10. The method for determining cache parameters according to claim 1, characterized in that, The step of determining the target cache line capacity based on the memory address distribution of each address point in each of the second clusters includes: For each of the second clusters, the memory address range corresponding to the second cluster is determined based on the memory addresses of all address points contained in the second cluster. The memory address range corresponding to each of the second clusters is determined as the cache line capacity represented by the second cluster; Calculate the arithmetic mean of the cache line sizes of all second clusters, and use this as the target cache line size.

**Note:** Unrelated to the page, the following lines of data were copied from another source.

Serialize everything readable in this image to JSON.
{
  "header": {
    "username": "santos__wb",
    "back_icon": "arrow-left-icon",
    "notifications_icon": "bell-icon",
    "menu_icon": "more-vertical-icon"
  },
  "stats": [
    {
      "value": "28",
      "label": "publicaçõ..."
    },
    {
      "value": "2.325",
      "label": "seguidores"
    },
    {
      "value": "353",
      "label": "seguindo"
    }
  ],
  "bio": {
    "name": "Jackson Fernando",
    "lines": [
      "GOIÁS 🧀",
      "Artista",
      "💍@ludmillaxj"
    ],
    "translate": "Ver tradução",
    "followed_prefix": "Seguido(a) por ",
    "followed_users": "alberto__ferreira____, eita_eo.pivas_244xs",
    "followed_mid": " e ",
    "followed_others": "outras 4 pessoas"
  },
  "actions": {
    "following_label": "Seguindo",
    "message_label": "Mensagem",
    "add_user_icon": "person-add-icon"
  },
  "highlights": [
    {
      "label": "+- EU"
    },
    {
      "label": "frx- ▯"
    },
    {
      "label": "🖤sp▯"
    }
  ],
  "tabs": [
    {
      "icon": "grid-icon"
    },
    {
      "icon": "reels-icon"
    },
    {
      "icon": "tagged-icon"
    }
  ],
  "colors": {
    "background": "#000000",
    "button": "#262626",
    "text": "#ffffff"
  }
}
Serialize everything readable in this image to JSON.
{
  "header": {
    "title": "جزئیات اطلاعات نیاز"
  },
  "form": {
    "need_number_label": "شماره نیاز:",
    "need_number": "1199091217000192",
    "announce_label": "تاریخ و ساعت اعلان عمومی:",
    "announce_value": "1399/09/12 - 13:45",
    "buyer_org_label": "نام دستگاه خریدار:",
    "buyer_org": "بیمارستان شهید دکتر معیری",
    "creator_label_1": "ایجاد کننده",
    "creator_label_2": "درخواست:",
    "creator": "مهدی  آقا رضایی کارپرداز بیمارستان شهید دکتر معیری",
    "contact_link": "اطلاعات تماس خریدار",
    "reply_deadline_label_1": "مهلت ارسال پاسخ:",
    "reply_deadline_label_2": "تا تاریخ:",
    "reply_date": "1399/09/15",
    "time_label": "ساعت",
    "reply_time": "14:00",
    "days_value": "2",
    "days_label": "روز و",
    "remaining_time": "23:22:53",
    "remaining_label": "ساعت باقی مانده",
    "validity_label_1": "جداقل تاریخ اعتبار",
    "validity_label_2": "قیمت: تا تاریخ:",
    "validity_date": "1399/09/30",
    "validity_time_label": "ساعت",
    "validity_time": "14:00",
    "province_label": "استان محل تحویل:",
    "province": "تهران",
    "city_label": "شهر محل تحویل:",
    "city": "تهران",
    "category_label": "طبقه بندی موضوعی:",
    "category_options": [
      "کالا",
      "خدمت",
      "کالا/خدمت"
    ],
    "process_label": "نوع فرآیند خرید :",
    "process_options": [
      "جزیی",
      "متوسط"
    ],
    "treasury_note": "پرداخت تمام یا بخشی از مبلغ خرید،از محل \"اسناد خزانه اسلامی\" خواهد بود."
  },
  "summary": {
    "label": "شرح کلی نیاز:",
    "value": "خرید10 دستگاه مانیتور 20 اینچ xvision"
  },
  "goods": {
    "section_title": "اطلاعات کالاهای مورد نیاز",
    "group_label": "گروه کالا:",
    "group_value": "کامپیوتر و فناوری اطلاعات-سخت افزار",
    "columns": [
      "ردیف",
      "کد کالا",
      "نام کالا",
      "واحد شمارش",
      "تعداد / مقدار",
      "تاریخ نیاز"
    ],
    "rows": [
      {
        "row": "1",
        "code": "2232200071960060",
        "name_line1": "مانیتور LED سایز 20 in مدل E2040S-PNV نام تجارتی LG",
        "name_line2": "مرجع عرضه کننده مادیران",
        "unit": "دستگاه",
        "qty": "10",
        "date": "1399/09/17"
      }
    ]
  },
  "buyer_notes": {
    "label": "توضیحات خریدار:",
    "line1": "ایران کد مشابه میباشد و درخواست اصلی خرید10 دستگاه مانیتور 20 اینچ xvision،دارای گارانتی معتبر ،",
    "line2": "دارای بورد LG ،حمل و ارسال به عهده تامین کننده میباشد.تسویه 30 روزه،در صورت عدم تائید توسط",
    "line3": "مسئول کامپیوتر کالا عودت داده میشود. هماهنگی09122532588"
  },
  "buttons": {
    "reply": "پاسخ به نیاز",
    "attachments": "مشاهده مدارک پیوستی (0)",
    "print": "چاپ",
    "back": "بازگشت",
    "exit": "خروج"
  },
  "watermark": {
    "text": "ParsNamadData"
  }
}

11. A buffer parameter determination device, characterized in that, The device includes: The first acquisition module is used to acquire a sequence of memory access requests generated by multiple target applications running on the simulation model, wherein each memory access request includes a request number and the memory address accessed. The construction module is used to construct an address dataset based on the memory access request sequence. The address dataset includes multiple address points, and each address point includes a request sequence number and a corresponding memory address. The first clustering module is used to perform a first clustering process on multiple address points in the address dataset to obtain at least one first cluster. The first determining module is used to determine the total cache capacity based on the memory address distribution of each address point in the first cluster. The second acquisition module is used to acquire the preset number of cache groups and cache paths; The second clustering module is used to perform a second clustering process on multiple address points in the address set according to the number of cache groups and the number of cache paths, so as to obtain multiple second clusters; The second determining module is used to determine the target cache line capacity based on the memory address distribution of each address point in each of the second clusters.
12. An electronic device, characterized in that, The electronic device includes a memory, a processor, a program stored in the memory and executable on the processor, and a data bus for establishing communication between the processor and the memory. The program is executed by the processor to implement the cache parameter determination method as described in any one of claims 1 to 9.
13. A computer-readable storage medium, characterized in that, The computer-readable storage medium stores one or more programs, which can be executed by one or more processors to implement the cache parameter determination method as described in any one of claims 1 to 9.